I ask, how can a company whose share price has fallen 34% in the last financial year, making it the ninth worst performing stock on the Exchange (Australian Financial Review, 12 July 2006, page 34) afford to spend $1.3 billion dollars on a Pulp Mill when its capital value, based on a share price of $2.75 is $880 million dollars?
Secondly if it takes 8,000 men on say $1,000 a week some two years to build the Pulp Mill, the labour cost alone is 8,000 x $1,000 x 52 x 2 or $832 million dollars.
May I suggest, that based on Gunns figures they may need to hire a new Financial Controller, for the Company will, in all probability, go bust. Mr Lennon will then have to help them out yet again presumably as usual at the expense of ordinary hard working Tasmanians, but maybe an investigative journalist from your paper could discover if $1.3 billion dollars and 8,000 jobs is a fiction or a fact. [215 words]
John Hawkins
Chudleigh 7304
Phone number supplied but presumably(?) not used.
NOW FOR WHAT WHEN TO PRINT:
"Suggestions by Gunns Ltd that it can build a pulp mill for $1.4 billion, creating thousands of direct and indirect jobs, are arrived at so as to give the community that warm and cosy good feeling.
How can a company whose share price has fallen 34 per cent in the last financial year, making it the ninth worst performing stock on the Australian Stock Exchange, afford to spend $1.4 billion dollars on a pulp mill when its capital value, based on a share price of $2.75 is $880 million?
{93 words]
JOHN HAWKINS, Chudleigh.
If you are a letter writer, and you imagine that there is a realistic comparison between the two letters then you are very easy to please. But there is another problem here perhaps. It goes to the issue of the common law moral rights of the author, or letter writer, and when that might just kick in – Copyright Amendment (Moral Rights) Act, December 21, 2000.
Authors, even letter writers to The Editor, have intellectual property in their letters and that includes; (1) The right of attribution (including the right against false attribution); And (2) The right of integrity. The right of integrity is infringed if the work [a letter? ] is subjected to derogatory treatment which is prejudicial to the author's honour or reputation. Derogatory treatment has been defined to include: 'material distortion, mutilation or material alteration of a work [letter?]'.
So far as Letters to the Editor are concerned the moral rights of letter writers probably hasn’t been tested. Nonetheless, it would seem that The Examiner might be prudent if it got some expert advice on this one perhaps.
It is always good to know that The Examiner is busy correcting syntax, spelling, etc. while at the same time anticipating just what it is readers really need to know and writers really want to say.
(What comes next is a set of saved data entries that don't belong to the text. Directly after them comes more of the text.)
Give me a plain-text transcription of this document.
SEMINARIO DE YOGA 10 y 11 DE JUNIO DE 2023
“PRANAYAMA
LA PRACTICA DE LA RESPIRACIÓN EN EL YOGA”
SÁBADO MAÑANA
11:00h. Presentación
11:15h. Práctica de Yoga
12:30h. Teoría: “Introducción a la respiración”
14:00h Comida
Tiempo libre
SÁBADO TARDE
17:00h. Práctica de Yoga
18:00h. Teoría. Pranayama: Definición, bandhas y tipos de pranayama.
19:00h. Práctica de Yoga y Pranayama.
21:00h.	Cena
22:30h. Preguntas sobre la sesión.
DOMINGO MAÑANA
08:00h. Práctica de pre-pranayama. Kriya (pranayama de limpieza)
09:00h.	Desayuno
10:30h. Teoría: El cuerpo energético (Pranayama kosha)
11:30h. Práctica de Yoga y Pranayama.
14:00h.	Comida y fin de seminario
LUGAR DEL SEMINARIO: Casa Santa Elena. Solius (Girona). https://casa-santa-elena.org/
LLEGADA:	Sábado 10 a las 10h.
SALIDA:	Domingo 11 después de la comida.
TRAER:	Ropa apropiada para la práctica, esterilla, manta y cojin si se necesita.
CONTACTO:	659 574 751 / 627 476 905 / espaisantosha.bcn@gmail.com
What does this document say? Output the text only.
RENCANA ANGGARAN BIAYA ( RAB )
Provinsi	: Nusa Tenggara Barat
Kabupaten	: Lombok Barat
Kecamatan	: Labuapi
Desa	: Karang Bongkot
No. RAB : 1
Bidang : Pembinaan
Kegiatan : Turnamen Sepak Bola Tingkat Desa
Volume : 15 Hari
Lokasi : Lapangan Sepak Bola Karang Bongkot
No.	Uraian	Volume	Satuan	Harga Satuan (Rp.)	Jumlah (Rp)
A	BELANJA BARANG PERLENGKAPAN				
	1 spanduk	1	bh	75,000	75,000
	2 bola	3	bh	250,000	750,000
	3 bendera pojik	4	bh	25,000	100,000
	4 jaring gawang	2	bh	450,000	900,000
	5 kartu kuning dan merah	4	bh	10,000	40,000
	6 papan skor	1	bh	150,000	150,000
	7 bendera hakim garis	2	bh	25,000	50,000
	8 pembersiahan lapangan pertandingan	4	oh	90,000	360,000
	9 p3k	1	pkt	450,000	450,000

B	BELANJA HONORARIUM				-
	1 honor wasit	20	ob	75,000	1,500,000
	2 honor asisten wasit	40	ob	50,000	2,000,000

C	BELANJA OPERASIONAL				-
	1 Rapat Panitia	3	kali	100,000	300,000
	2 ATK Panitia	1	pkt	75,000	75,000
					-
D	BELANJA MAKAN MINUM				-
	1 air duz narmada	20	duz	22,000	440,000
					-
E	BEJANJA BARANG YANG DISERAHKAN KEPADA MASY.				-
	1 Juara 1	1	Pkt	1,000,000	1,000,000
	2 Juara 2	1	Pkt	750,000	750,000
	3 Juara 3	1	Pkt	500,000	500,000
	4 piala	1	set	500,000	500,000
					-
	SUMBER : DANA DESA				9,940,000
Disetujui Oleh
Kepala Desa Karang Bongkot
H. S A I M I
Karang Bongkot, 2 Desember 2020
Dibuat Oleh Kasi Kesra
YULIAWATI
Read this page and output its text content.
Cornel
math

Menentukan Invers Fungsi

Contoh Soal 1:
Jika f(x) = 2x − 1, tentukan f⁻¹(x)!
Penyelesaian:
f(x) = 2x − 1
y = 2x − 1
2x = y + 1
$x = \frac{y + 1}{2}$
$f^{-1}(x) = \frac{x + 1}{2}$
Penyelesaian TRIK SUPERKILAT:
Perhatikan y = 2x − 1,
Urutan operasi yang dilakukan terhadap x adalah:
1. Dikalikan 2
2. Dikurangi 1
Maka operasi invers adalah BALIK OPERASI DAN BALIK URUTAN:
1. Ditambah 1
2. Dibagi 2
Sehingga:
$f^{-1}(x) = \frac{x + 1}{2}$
ENDNOTE: Gunns’ shares were selling at $ 2.560 at Noon July 2006 with 426,159 shares being traded for the day at that time. The Commonwealth Bank seemed to have been on the money in their advice to investors and it is a pity that The Examiner’s readers do not seem to be able to rely upon this paper as one that will report the news without fear or favour.


4 Comments:
Further evidence of the Examiner's somewhat underhand tactics in spinning this pulp mill saga out into the public domain. Of course, who would know better than the writer of the letter what the writer wanted to say?
All sorts of excuses are used for this kind of bastardry; clarity and space (in the newspaper) being the most common. Its peripheral damage if the gist and intent of the letter is heavily watered down, or completely changed, in the process.
That such damage softens a blow to the newspaper's major advertiser is surely a coincidence. Surely.